I actually had my parents tell me that something was wrong with me and that I had mismanaged my money when I got out of my residency and was in debt and had a child a second on the way I actually had them tell me that,
yeah, that adds literally insult to moral injury.
So I think that we're struggling with that. The second thing I think we're really struggling is Our understanding of work and money and the connection between work and money because our culture is based on this idea that money is tied to work and different work has different money. So we're in this mental model and we're kind of struggling with that because as the robots come and the AI comes, we're like, wow, they can probably do my whole job. what does that say? You can either get fearful about that and be like, Oh my God, what am I going to do? I don't have a job.
I won't have any money. Or you can say, well, if I still can make the money and the robot does my job, like what does that mean? So there's like this disconnect between this time and money and work. I think that it's like the elephant in the room. Yeah. So the elephant in the room, if we don't need to work and our whole American culture of busyness is based around being busy, busy, busy work, work, work, and that's value.
That's a false. Yeah. Myth anyway, because as we all know, once you get up to the higher level, you realize it's all just made up you realize the corporate ladder is just an illusion you get to the top and you're like I still don't feel good, right? So I think we're really struggling with the elephant in the room, which is do we need to work? What is the work worth doing for humans? What work should robots do? And then does money need to be tied to work?
This is existential stuff
This is excellent. I think that's what's in the back of our minds That's why I started this podcast
this to talk about this what is going on and what are we going to do especially the Western capitalistic model of How we, extract value or create value for ourselves and what that all means as people.
If you look back, this isn't the way it used to be in the 1800s. If you were successful, you didn't work. Are you kidding? Work was like so low brow.
No, you had leisure. Leisure was the pinnacle of success.
This is how my mother thinks. She's an aristocrat in her own mind, and she thinks. Yeah, like
we, we go through these cultural movements, and we don't realize when we're in the middle of the culture that it's just a cultural moment. I think we're on the precipice of another movement I'm always laughing at the conversation around millennials and Gen Z's, they think they don't have to work hard and blah, blah. Well, maybe they don't, maybe they're right and we're wrong. And we just need to like wrap our heads around this.
But we need money!
That's what I always say. But that's because the money's connected to the work, but what about if it becomes disconnected from the work?
So we all get our universal income Or
yeah, what if we universal income or what if the symbolic token of money becomes less important like my kids, my teenagers, for example, are shockingly uninterested in material objects. When it comes time for their birthday I'm like, please, your grandparents want to get you present. They're like, I just want my screen.
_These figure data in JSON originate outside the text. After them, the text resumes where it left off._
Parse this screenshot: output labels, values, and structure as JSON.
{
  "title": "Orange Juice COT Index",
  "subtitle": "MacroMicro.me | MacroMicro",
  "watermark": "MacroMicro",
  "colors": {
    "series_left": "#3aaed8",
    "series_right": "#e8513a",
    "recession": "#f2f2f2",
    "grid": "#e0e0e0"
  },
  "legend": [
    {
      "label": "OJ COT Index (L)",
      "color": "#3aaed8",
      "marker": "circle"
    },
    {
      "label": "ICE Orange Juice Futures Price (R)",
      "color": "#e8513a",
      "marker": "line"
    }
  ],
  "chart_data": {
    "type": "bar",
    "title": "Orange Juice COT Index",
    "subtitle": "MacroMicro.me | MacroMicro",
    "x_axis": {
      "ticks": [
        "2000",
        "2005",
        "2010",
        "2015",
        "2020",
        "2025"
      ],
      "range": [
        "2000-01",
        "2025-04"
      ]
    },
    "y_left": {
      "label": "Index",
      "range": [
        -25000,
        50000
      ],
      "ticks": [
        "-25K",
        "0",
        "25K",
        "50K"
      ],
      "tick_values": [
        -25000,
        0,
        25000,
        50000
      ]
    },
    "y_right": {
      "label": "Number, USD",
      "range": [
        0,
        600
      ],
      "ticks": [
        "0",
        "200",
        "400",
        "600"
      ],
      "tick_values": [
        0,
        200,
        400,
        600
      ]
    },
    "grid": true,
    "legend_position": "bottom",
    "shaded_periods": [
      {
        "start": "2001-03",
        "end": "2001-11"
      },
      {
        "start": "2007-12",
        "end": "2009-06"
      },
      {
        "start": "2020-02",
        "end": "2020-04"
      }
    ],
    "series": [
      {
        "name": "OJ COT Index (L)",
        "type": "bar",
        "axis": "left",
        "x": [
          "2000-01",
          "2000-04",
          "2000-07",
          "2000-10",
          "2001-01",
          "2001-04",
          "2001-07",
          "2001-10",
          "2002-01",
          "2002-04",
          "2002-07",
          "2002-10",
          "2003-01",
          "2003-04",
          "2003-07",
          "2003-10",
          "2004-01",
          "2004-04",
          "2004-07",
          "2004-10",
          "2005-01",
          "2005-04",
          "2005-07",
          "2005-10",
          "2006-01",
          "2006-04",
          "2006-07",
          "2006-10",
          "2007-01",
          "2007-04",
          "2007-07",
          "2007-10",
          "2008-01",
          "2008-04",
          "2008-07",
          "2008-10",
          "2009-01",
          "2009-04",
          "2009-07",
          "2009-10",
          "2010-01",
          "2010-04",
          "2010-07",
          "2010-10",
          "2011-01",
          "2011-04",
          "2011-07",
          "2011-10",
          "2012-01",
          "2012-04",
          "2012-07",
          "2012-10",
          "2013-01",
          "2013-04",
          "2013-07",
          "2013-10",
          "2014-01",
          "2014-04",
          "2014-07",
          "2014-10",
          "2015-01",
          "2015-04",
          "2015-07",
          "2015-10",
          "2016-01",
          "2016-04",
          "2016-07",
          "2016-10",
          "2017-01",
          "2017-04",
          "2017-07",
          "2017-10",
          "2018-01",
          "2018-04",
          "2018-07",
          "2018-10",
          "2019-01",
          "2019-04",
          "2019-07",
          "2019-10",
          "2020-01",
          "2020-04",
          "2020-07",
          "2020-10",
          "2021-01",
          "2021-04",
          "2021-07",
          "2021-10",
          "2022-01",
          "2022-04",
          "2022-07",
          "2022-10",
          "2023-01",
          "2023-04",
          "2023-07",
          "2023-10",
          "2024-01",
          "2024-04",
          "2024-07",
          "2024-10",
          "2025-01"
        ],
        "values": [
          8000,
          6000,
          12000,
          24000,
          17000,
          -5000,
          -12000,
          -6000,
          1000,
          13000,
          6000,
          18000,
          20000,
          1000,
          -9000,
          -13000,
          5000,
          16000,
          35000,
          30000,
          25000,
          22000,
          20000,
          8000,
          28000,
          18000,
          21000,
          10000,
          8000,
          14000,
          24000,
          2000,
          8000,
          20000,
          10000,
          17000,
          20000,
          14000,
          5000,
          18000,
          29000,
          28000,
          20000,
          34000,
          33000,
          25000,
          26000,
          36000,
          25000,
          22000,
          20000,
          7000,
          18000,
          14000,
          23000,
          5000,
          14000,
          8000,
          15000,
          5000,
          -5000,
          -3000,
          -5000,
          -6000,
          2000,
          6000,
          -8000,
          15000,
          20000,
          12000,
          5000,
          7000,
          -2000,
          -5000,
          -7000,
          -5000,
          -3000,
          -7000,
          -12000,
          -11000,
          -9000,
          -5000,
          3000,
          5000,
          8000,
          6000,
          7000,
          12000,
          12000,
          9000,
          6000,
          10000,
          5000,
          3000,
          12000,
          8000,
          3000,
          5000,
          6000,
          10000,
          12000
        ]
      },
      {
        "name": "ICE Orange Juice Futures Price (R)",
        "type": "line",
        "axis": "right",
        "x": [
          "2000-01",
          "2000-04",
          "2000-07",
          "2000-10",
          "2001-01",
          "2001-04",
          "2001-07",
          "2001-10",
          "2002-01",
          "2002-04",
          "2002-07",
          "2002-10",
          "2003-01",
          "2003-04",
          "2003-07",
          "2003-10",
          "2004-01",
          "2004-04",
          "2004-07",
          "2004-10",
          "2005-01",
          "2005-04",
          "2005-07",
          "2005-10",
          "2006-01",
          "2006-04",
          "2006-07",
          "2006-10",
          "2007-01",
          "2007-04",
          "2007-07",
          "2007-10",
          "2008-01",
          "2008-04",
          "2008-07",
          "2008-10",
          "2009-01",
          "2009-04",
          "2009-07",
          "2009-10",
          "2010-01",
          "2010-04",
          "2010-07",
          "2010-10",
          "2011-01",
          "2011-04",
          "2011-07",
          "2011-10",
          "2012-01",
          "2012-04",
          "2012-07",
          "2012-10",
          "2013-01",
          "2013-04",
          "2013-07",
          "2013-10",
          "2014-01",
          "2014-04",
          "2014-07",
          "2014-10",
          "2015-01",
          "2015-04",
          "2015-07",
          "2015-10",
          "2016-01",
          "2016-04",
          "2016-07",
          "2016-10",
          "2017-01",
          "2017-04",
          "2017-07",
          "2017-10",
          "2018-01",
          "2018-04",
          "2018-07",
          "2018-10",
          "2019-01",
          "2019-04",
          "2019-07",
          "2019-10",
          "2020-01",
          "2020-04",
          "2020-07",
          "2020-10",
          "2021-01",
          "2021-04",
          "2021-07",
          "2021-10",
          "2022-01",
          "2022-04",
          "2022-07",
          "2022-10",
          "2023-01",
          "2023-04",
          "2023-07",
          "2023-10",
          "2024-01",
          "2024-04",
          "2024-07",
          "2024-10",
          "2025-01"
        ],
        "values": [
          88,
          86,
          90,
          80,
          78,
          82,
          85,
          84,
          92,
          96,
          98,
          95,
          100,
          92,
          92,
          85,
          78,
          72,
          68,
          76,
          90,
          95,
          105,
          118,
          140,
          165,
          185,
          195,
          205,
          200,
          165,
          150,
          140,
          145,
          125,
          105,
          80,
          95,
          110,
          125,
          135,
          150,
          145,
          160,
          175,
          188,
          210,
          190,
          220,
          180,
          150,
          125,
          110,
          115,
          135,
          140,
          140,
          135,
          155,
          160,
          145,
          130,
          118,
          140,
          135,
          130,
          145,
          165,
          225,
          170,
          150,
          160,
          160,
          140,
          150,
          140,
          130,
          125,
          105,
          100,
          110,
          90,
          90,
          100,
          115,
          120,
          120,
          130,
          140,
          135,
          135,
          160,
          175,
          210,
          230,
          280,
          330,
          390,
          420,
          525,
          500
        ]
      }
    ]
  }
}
My mother, who's in her 80s she holds over my head this diamond ring that she, she took, it's a long story, but I'm like, I don't care about the diamond ring and my kids certainly don't care about the diamond ring.
I was going to leave you this diamond and that diamond. I only want things so I can tell a story around the thing and have, some sort of Talisman or something to remember, but not because I want a diamond cocktail ring to wear to the cocktail party to show the Smiths how wealthy we are, whatever.
And my kids are interested in the arts as well as academics and I'm like, If you want to be an artist who's to say that may have more profound value to society than being a doctor, but right now it's all tied up in the money.
That's what I've always said, but it's all well and good when the coaches say, do whatever you want to do and be, but , I need to pay the bills.
And so maybe the future
will detach the money from the time
you've just hit the nail on the head of the whole reason why I'm doing this.